Optimal N-ary ECOC Matrices for Ensemble Classification
This work addresses the need for more effective coding matrices in ensemble classification, offering a deterministic approach that can enhance accuracy for multi-class problems, though it is incremental as it builds on existing ECOC methods.
The paper tackles the problem of constructing optimal N-ary error-correcting output code (ECOC) matrices for ensemble classification by presenting a new recursive method that generalizes binary Hadamard matrices to prime N, yielding matrices with optimal minimum Hamming distance. Experimental results on six datasets show that using these deterministic matrices achieves comparable or higher accuracy than random matrices, especially when N is adaptively chosen to match dataset classes, reducing distance loss and improving performance.
A new recursive construction of $N$-ary error-correcting output code (ECOC) matrices for ensemble classification methods is presented, generalizing the classic doubling construction for binary Hadamard matrices.
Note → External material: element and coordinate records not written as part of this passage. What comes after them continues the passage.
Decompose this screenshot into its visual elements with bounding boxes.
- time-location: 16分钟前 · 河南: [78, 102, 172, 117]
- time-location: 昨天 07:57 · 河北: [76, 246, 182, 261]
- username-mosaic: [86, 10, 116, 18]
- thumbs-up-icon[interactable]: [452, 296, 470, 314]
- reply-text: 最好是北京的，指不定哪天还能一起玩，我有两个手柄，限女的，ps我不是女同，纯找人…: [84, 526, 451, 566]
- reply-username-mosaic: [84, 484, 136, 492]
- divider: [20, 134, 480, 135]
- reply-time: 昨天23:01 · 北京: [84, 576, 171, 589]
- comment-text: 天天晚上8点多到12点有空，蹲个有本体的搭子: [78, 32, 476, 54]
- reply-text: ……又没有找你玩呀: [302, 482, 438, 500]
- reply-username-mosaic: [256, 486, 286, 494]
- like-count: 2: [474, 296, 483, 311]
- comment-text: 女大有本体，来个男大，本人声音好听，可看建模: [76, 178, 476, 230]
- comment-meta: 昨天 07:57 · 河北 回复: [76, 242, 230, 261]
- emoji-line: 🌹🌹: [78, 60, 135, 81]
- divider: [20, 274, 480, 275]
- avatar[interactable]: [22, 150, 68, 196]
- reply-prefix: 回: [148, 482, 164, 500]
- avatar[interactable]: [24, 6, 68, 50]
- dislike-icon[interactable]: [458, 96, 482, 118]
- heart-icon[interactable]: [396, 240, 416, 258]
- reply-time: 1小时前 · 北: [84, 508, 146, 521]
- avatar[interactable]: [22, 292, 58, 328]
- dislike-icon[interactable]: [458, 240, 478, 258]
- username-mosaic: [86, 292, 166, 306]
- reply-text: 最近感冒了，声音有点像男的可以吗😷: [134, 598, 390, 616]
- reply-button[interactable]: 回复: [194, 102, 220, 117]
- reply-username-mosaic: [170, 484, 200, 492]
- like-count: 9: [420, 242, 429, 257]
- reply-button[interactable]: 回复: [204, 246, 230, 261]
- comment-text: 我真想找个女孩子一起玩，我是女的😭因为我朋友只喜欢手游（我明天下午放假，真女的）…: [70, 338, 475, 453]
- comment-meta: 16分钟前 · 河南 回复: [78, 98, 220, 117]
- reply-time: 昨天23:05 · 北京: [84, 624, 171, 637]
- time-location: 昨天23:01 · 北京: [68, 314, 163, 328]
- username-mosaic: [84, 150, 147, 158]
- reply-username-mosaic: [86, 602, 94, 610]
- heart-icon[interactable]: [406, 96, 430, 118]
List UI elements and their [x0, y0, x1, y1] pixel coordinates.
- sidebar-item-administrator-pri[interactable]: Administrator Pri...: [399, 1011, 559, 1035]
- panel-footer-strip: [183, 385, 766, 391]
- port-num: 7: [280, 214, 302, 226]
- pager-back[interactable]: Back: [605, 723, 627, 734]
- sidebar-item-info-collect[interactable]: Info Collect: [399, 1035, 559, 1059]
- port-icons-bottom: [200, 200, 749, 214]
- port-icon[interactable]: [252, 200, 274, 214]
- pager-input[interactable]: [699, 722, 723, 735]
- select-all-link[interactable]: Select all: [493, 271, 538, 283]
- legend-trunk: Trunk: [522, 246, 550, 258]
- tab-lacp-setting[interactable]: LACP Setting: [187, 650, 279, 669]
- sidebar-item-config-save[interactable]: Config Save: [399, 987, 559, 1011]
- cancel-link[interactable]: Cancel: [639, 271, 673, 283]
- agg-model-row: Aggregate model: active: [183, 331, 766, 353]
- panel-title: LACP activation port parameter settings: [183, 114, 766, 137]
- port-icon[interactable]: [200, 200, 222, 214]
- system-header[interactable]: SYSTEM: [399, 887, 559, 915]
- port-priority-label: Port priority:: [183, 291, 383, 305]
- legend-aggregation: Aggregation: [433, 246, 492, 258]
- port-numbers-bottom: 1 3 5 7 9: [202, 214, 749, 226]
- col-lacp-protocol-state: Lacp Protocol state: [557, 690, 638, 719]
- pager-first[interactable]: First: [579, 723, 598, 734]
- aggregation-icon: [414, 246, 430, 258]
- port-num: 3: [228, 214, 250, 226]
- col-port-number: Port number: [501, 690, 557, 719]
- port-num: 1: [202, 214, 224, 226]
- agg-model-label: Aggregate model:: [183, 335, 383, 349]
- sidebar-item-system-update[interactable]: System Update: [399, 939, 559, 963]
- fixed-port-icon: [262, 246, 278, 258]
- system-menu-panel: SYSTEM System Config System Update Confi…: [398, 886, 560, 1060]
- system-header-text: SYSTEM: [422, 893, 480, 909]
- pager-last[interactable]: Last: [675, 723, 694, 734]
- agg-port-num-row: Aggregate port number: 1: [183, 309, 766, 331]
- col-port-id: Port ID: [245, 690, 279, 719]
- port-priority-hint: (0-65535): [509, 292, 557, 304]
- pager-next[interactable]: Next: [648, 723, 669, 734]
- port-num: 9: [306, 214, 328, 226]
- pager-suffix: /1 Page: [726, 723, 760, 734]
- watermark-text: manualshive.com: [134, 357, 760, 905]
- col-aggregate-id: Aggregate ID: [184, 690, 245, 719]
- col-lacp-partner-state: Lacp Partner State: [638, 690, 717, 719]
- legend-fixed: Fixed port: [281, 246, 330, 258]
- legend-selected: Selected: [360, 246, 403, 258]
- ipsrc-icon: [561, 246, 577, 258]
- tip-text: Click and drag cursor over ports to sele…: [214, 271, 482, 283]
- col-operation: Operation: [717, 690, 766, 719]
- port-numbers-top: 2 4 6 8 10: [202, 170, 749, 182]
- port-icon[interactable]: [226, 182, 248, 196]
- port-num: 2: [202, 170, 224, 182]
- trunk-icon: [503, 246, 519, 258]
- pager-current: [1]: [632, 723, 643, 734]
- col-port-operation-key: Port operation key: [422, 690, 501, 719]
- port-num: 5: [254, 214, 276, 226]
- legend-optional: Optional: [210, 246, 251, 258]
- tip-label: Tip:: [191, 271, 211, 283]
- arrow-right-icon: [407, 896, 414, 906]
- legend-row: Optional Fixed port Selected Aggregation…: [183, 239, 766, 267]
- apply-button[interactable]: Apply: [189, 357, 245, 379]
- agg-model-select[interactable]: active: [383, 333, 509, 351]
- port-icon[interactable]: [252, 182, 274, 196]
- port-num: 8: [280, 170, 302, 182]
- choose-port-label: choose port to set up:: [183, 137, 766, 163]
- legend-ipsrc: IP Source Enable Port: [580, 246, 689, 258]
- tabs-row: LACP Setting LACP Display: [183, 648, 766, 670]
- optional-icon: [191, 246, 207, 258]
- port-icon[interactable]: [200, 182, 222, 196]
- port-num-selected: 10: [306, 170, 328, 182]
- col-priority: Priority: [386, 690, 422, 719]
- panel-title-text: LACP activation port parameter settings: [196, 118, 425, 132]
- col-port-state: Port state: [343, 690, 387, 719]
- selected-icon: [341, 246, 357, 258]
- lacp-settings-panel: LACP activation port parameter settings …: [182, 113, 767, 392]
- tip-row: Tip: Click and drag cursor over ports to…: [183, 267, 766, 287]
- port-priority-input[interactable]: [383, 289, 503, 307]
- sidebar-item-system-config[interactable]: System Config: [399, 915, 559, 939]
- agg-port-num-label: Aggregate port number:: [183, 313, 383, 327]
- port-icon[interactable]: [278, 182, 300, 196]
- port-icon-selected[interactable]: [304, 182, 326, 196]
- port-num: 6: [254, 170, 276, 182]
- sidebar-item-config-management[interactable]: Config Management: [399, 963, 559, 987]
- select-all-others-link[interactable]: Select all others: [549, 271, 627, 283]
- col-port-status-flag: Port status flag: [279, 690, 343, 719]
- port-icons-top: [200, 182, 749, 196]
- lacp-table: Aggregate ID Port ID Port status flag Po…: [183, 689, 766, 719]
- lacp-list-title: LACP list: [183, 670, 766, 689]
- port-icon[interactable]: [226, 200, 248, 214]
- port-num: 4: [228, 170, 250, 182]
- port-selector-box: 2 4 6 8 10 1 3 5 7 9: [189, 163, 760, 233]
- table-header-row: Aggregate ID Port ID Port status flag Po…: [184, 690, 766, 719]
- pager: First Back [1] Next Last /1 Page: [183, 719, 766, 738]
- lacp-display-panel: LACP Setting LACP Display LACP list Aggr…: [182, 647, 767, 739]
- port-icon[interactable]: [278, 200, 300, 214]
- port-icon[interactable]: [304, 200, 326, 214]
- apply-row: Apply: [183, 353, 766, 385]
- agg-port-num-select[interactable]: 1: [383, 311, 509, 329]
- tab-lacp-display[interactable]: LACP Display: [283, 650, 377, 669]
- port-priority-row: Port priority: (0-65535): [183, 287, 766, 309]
Given any prime integer $N$, this deterministic construction generates base-$N$ symmetric square matrices $M$ of prime-power dimension having optimal minimum Hamming distance between any two of its rows and columns. Experimental results for six datasets demonstrate that using these deterministic coding matrices for $N$-ary ECOC classification yields comparable and in many cases higher accuracy compared to using randomly generated coding matrices. This is particular true when $N$ is adaptively chosen so that the dimension of $M$ matches closely with the number of classes in a dataset, which reduces the loss in minimum Hamming distance when $M$ is truncated to fit the dataset. This is verified through a distance formula for $M$ which shows that these adaptive matrices have significantly higher minimum Hamming distance in comparison to randomly generated ones.